As his West Point opponent’s boxing glove delivered a “haymaker,” a winding punch typically reserved to end a match, Luke Runion’s ear drum exploded, but his adrenaline rush masked the piercing pain.

Then a freshman at Penn State University, Runion vowed for revenge, “so I could bust him,” he said.

Now the coach of the university’s revamped boxing team, Runion dedicated himself to a five day a week, three-month long training regime that included running four miles at dawn and traveling to a warehouse-turned gym in Brentwood, Md. to perfect his punches and footwork. Four months after their first encounter, Runion and his West Point nemesis met again. In the third and final round, Runion delivered the ultimate punch and won with a knock down.

This motivation drove Runion, a senior Spanish major who is ranked third in USA Boxing’s super heavy weight division, to come to this university and single-handedly revive the once-thriving Boxing Club. Tomorrow, three years of work will be displayed in a tour-de-force of Terrapin boxing.

In front of an expected 500 person crowd, the boxing team will challenge the United States Naval Academy, the United States Military Academy and University of North Carolina-Chapel Hill tomorrow at Ritchie Coliseum. The team hopes the match, the first on-campus boxing event in half a century, will become an annual tradition.

“It feels great to be part of UMD boxing history. It’s something I never thought I would be able to do,” said team Captain Larry Mitros, a member of the club since last year.

“I had some experience, but had never competed before,” said Mitros, the 2006 USA Boxing’s Eastern Regional 156 lb. Champion. “I really owe a lot to Luke, because without him starting up this club and helping me out, I wouldn’t be boxing right now.”

In 2004, Runion began recruiting other boxing enthusiasts to follow his passion and led a promotional boxing meeting in Cole Field House. Current club president Mike Poling attended along with 29 other eager novice boxers, which was four more students than Runion needed to get the club started, he said.

Runion has since seen a dramatic increase in membership over the past three years. In their sophomore year, the club was 90-student strong. Now more than 140 students arrive at the club’s meetings to learn the art of the sport, Runion said.

“We started off with only a few guys,” said Poling, a senior criminology and criminal justice major. “We had no equipment, no money and we were literally punching the air. Now, we have punching bags, hand wraps, gloves, mitts and are funded through club dues, CRS and the SGA.”

The Boxing Club serves as an opportunity for the everyday student to practice boxing skills and possibly join the Boxing Team, which fights competitively. Unlike the team, however, the club does not allow its members to spar – man-on-man punching – because Campus Recreational Services does not allow on-campus boxing due to safety concerns, said Brian Kile, assistant director of sport clubs.

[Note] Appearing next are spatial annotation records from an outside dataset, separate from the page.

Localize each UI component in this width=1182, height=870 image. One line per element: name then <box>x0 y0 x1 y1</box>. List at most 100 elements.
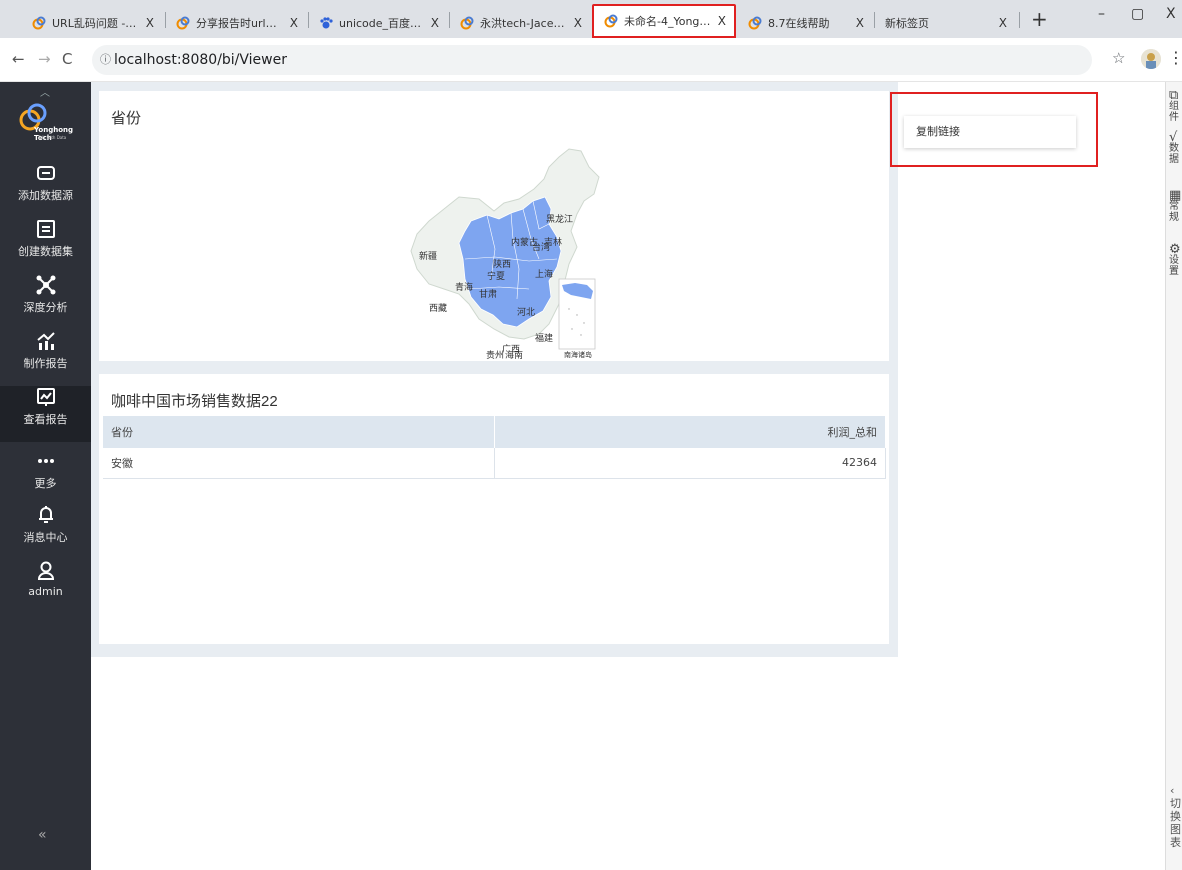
rightbar-item-label: 数据 <box>1169 143 1179 165</box>
rightbar-item-settings[interactable]: ⚙ 设置 <box>1169 242 1182 277</box>
forward-arrow-icon[interactable]: → <box>38 50 51 68</box>
sidebar-collapse-icon[interactable]: « <box>38 827 47 843</box>
yonghong-favicon-icon <box>748 16 762 29</box>
tab-title: 8.7在线帮助 <box>768 16 830 30</box>
sidebar-item-deep-analysis[interactable]: 深度分析 <box>0 274 91 330</box>
table-panel[interactable]: 咖啡中国市场销售数据22 省份 利润_总和 安徽 42364 <box>99 374 889 644</box>
user-icon <box>37 561 54 580</box>
map-panel[interactable]: 省份 黑龙江 内蒙古 吉林 台湾 新疆 陕西 宁夏 上海 青海 甘肃 西藏 河北… <box>99 91 889 361</box>
yonghong-favicon-icon <box>32 16 46 29</box>
sidebar-item-more[interactable]: 更多 <box>0 450 91 506</box>
browser-tab-6[interactable]: 8.7在线帮助 X <box>738 7 872 38</box>
browser-tab-bar: URL乱码问题 - 产品问 X 分享报告时url中的中文 X unicode_百… <box>0 0 1182 38</box>
data-icon: √ <box>1169 130 1178 145</box>
sidebar-item-label: 添加数据源 <box>18 189 73 202</box>
column-header-province[interactable]: 省份 <box>103 416 495 448</box>
tab-title: URL乱码问题 - 产品问 <box>52 16 140 30</box>
bell-icon <box>38 506 53 523</box>
browser-tab-4[interactable]: 永洪tech-Jace - 洪豆社 X <box>450 7 590 38</box>
rightbar-item-general[interactable]: ▦ 常规 <box>1169 188 1182 223</box>
map-label-shanghai: 上海 <box>535 268 553 280</box>
sidebar-item-label: 创建数据集 <box>18 245 73 258</box>
component-icon: ⧉ <box>1169 88 1179 103</box>
info-icon[interactable]: ⓘ <box>100 45 111 75</box>
china-map[interactable]: 黑龙江 内蒙古 吉林 台湾 新疆 陕西 宁夏 上海 青海 甘肃 西藏 河北 福建… <box>399 139 629 359</box>
chevron-left-icon: ‹ <box>1170 784 1175 797</box>
map-label-hebei: 河北 <box>517 306 535 318</box>
sidebar-item-label: 查看报告 <box>23 413 68 426</box>
avatar-image <box>1141 49 1161 69</box>
map-label-guizhou: 贵州 <box>486 349 504 359</box>
rightbar-item-component[interactable]: ⧉ 组件 <box>1169 88 1182 123</box>
yonghong-favicon-icon <box>604 14 618 28</box>
baidu-paw-icon <box>320 16 333 28</box>
sidebar-item-label: 深度分析 <box>23 301 68 314</box>
new-tab-button[interactable]: + <box>1031 7 1048 31</box>
yonghong-favicon-icon <box>176 16 190 29</box>
tab-title: 分享报告时url中的中文 <box>196 16 284 30</box>
url-input[interactable]: ⓘ localhost:8080/bi/Viewer <box>92 45 1092 75</box>
rightbar-item-data[interactable]: √ 数据 <box>1169 130 1182 165</box>
tab-close-icon[interactable]: X <box>718 14 726 28</box>
back-arrow-icon[interactable]: ← <box>12 50 25 68</box>
right-tool-strip: ⧉ 组件 √ 数据 ▦ 常规 ⚙ 设置 ‹ 切换图表 <box>1165 82 1182 870</box>
tab-close-icon[interactable]: X <box>431 16 439 30</box>
sidebar-item-create-dataset[interactable]: 创建数据集 <box>0 218 91 274</box>
browser-tab-3[interactable]: unicode_百度搜索 X <box>309 7 447 38</box>
tab-close-icon[interactable]: X <box>574 16 582 30</box>
tab-separator <box>1019 12 1020 28</box>
switch-chart-label: 切换图表 <box>1170 797 1181 849</box>
sidebar-item-messages[interactable]: 消息中心 <box>0 504 91 560</box>
map-label-qinghai: 青海 <box>455 281 473 293</box>
tab-title: 未命名-4_Yonghong <box>624 15 712 28</box>
report-canvas: 省份 黑龙江 内蒙古 吉林 台湾 新疆 陕西 宁夏 上海 青海 甘肃 西藏 河北… <box>91 82 898 657</box>
map-label-taiwan: 台湾 <box>532 241 550 253</box>
map-label-xinjiang: 新疆 <box>419 250 437 262</box>
rightbar-item-label: 设置 <box>1169 255 1179 277</box>
table-cell-profit: 42364 <box>494 448 886 479</box>
tab-close-icon[interactable]: X <box>999 16 1007 30</box>
map-panel-title: 省份 <box>111 110 142 127</box>
yonghong-favicon-icon <box>460 16 474 29</box>
browser-tab-2[interactable]: 分享报告时url中的中文 X <box>166 7 306 38</box>
sidebar-item-make-report[interactable]: 制作报告 <box>0 330 91 386</box>
map-label-xizang: 西藏 <box>429 302 447 314</box>
browser-tab-1[interactable]: URL乱码问题 - 产品问 X <box>22 7 162 38</box>
switch-chart-button[interactable]: ‹ 切换图表 <box>1170 784 1182 849</box>
reload-icon[interactable]: C <box>62 50 72 68</box>
browser-tab-active[interactable]: 未命名-4_Yonghong X <box>592 4 736 38</box>
datasource-icon <box>36 166 55 180</box>
grid-icon: ▦ <box>1169 188 1182 203</box>
map-label-ningxia: 宁夏 <box>487 270 505 282</box>
logo-subtext: Talk with Data <box>38 135 67 140</box>
copy-link-menu-item[interactable]: 复制链接 <box>904 116 1076 148</box>
profile-avatar[interactable] <box>1141 49 1161 69</box>
tab-close-icon[interactable]: X <box>146 16 154 30</box>
sidebar-item-label: 消息中心 <box>23 531 68 544</box>
sidebar-item-user[interactable]: admin <box>0 560 91 616</box>
app-sidebar: ︿ Yonghong Tech Talk with Data 添加数据源 创建数… <box>0 82 91 870</box>
sidebar-item-label: 制作报告 <box>23 357 68 370</box>
gear-icon: ⚙ <box>1169 242 1181 257</box>
south-sea-inset-label: 南海诸岛 <box>564 350 592 359</box>
browser-menu-icon[interactable]: ⋮ <box>1168 48 1182 67</box>
tab-title: unicode_百度搜索 <box>339 16 425 30</box>
table-row[interactable]: 安徽 42364 <box>103 448 886 479</box>
dataset-icon <box>36 220 55 238</box>
data-table: 省份 利润_总和 安徽 42364 <box>103 416 886 479</box>
sidebar-item-add-datasource[interactable]: 添加数据源 <box>0 162 91 218</box>
bookmark-star-icon[interactable]: ☆ <box>1112 49 1125 67</box>
minimize-button[interactable]: – <box>1098 6 1105 22</box>
column-header-profit-sum[interactable]: 利润_总和 <box>494 416 886 448</box>
map-label-fujian: 福建 <box>535 332 553 344</box>
maximize-button[interactable]: ▢ <box>1131 6 1144 22</box>
sidebar-item-label: admin <box>28 585 63 598</box>
browser-tab-7[interactable]: 新标签页 X <box>875 7 1015 38</box>
close-window-button[interactable]: X <box>1166 6 1176 22</box>
map-label-gansu: 甘肃 <box>479 288 497 300</box>
tab-close-icon[interactable]: X <box>856 16 864 30</box>
map-label-heilongjiang: 黑龙江 <box>546 213 573 225</box>
sidebar-item-view-report[interactable]: 查看报告 <box>0 386 91 442</box>
tab-close-icon[interactable]: X <box>290 16 298 30</box>
browser-address-bar: ← → C ⓘ localhost:8080/bi/Viewer ☆ ⋮ <box>0 38 1182 82</box>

“We just don’t have the facilities on campus,” he said. According to Kile, other schools like Army and Navy pay their coaches for professional supervision. The boxing team, however, is completely student-run.

The university is allowing an on-campus fight because extreme safety precautions will be taken. The match will be supervised by U.S. boxing officials, certified insurance, on-sight medical personnel as well as judges, Kile said.

Yet Runion and his colleagues believe the club sport – which uses professional headgear – is safe enough. In most matches, a referee will stop the fight if someone is about to suffer a severe injury, said Runion, who has never seen a knockout throughout his six years of amateur boxing.

“I don’t think the people at CRS know a whole lot about boxing,” Runion said. “There is definitely a stigma about boxing. We feel like the administration is against us, but we are always trying to work with them, not against them. We need their help.”

Boxing’s heyday at the university ended in the mid-’50s as the NCAA grew suspicious that coaches were illegally recruiting boxers with previous experience. New NCAA rules burdened the teams and one by one, universities ceased their boxing programs.

As of March 21, 1955, Athletics Director Jim Tatum officially discontinued this university’s boxing program. He cited “the impossibility of arranging a practical schedule,” as the reason, according to a 1955 Diamondback article.

More than 50 years later, students like Mitros, a senior civil and environmental major, had the opportunity to feel the excitement of the ring and “beat the crap out of each other.” After a grueling match against Lock Haven University of Pennsylvania, an exhausted Mitros and his opponent embraced in a hug to finalize his victory.

“Boxing is something you can’t experience until you actually get in the ring with someone,” Mitros said. “When it’s all over, you have the most respect for the dude in the ring across from you.”